In recent years there has been rapid development of nanoparticles (NPs). Nanoparticles can be used both as a probe into restricted spaces, such as the pores within a reservoir rock, and as tools for altering wettability or deliberately blocking pore throats to enhance fluid movement in less connected pores. Silica nanoparticles can have functional surfaces allowing them to react specifically to oils or water. Nanoparticles can be used to enhance oil production by releasing oil on mineral surfaces and improving fluid flow. However, they also have the potential for improving CO₂ flow in CCUS reservoirs while enhancing the pore volume available for CO₂ storage. In this paper we evaluate the performance of different non-functionalised and functionalised nanoparticles for enhancement of oil production, CO₂ emplacement and gas flow. Different forms of silica NPs have been made, either unfunctionalized, or functionalised with branched amino-based polymer (hydrophilic) or a silane-based agent (hydrophobic). Their stability has been characterised using a range of laboratory methods. The microscopic performance of the nanoparticles has been measured using contact angle measurements. Their ability to enhance oil production and CO₂ emplacement has been tested using imbibition and drainage experiments. 

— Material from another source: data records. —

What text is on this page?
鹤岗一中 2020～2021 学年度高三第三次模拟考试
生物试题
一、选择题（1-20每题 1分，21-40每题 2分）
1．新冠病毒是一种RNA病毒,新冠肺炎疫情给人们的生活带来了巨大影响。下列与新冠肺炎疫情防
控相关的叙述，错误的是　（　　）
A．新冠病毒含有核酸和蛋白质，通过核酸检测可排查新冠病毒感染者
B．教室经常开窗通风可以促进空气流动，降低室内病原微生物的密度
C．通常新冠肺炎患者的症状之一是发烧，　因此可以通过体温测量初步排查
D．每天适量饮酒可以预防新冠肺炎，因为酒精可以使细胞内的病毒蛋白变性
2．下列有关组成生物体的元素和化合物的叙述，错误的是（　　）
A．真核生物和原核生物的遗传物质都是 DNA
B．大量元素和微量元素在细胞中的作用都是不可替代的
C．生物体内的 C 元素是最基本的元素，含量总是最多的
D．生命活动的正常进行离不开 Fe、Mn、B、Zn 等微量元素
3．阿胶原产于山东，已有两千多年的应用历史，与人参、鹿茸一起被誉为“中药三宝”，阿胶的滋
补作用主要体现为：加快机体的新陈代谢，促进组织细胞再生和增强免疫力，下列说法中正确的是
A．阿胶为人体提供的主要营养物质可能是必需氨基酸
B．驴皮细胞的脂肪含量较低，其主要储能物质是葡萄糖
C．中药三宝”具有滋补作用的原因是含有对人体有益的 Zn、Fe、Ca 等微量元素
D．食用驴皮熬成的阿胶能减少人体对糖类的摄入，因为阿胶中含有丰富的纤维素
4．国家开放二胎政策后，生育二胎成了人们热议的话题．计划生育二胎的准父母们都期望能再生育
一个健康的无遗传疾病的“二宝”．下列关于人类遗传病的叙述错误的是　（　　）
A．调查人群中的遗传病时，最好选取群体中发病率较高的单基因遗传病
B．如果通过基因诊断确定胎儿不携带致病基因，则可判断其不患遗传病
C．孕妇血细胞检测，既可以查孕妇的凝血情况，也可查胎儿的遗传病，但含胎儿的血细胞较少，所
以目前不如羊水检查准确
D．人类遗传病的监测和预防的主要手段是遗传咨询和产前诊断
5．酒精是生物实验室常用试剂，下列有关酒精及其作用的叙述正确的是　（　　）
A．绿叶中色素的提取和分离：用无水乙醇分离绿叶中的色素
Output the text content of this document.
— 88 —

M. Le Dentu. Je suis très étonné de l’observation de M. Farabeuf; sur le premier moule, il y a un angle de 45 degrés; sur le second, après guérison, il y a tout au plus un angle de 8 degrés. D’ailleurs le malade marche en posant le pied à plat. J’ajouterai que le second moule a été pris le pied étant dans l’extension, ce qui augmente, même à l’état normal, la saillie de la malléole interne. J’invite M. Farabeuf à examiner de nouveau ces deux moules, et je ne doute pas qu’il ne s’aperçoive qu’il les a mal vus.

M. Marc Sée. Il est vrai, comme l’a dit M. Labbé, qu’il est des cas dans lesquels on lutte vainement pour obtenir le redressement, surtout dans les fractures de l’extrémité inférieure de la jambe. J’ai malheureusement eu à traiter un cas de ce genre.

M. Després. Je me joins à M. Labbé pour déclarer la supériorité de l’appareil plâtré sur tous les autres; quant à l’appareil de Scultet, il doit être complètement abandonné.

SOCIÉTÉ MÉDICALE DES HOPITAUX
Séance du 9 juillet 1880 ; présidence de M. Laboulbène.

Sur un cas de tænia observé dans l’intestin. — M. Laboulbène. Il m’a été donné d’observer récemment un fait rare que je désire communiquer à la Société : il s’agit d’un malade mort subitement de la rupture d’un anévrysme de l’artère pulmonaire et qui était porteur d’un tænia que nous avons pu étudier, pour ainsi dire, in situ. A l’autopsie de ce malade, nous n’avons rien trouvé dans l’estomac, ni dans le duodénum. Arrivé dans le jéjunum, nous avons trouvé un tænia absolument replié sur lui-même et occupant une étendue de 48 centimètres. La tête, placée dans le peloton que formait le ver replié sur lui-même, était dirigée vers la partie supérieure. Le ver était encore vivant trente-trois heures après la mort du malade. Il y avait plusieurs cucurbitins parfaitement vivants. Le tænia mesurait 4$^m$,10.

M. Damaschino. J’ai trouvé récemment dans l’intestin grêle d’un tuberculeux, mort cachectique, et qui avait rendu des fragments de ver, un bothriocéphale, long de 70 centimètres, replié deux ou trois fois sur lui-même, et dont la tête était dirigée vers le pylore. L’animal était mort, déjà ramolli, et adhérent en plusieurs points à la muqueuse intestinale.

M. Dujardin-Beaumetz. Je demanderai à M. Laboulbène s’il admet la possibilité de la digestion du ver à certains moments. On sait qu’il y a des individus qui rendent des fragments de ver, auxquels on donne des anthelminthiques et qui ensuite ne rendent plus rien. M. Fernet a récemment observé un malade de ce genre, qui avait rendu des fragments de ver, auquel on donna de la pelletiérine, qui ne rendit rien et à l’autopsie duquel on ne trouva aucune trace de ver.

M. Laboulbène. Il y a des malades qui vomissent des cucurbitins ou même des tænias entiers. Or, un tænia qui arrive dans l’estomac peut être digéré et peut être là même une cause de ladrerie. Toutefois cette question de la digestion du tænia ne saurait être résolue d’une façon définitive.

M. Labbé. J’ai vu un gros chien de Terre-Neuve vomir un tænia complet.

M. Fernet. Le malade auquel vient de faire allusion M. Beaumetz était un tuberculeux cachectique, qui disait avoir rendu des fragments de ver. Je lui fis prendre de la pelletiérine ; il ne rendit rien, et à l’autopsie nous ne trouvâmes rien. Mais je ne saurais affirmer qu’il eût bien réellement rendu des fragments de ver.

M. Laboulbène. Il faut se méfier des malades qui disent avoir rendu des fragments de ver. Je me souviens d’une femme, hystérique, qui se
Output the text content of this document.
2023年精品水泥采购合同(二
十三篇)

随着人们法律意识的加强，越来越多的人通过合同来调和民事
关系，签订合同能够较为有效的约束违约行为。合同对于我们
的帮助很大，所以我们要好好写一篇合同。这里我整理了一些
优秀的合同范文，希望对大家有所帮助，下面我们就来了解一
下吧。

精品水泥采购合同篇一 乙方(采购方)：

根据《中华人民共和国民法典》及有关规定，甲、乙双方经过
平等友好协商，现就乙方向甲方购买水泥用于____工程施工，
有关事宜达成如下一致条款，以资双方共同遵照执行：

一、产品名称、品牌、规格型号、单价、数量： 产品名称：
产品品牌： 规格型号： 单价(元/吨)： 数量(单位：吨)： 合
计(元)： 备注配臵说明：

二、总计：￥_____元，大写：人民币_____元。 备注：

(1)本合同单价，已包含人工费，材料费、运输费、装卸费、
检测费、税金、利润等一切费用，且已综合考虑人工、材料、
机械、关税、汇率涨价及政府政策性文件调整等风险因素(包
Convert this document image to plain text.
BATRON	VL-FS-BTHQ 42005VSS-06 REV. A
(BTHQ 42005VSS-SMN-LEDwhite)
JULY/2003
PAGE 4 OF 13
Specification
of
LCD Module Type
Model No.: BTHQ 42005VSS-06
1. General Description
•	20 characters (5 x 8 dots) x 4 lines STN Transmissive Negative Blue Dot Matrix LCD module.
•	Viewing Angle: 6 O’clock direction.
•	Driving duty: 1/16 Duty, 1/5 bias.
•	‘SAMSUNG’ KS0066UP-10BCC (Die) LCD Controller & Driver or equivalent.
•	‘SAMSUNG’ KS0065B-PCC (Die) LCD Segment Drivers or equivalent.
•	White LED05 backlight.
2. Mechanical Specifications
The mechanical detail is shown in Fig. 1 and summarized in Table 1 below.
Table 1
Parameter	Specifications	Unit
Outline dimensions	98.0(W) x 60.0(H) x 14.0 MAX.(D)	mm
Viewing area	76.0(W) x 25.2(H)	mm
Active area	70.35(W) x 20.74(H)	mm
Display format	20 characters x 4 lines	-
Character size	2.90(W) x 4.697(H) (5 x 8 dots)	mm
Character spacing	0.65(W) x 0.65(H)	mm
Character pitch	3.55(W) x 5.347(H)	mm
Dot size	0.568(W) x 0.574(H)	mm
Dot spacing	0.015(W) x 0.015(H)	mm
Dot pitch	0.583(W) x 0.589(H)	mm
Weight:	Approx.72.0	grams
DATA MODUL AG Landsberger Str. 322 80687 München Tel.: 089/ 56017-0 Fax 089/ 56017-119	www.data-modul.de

The contact angles, measured in the presence of brine, no modified silica NPs, branched amino-based polymer (hydrophilic) modified silica NPs and silane-based agent (hydrophobic) modified silica NPs showed contact angle values of approximately 110°, 116°, 124°, and 136°, respectively. These results show that introduction of nanofluids led to a change in substrate wettability from water-wet to strongly water-wet. Notably amongst the tested nanoparticles the Silane-based NPs demonstrated the highest hydrophilic surface. The spontaneous imbibition tests conducted on various sandstone cores revealed that silane-based NPs yielded the highest oil recovery rates among the tested NPs. Specifically, these nanoparticles showed an approximate 12% and 50% enhancement in oil recovery compared to non-modified silica nanoparticle, and branched amino-based polymer (hydrophilic) modified silica NPs. In summary, nanofluids have been shown to substantially improve the wettability alteration of the rock surface from oil-wet to water-wet, which can lead to improve the volume and flow characteristics of legacy CCUS prospects. Our future plan is to investigate the enhancement of carbon dioxide (CO₂) solubility in brine through the utilization of the prepared nanoparticles, with the objective of advancing carbon capture technologies.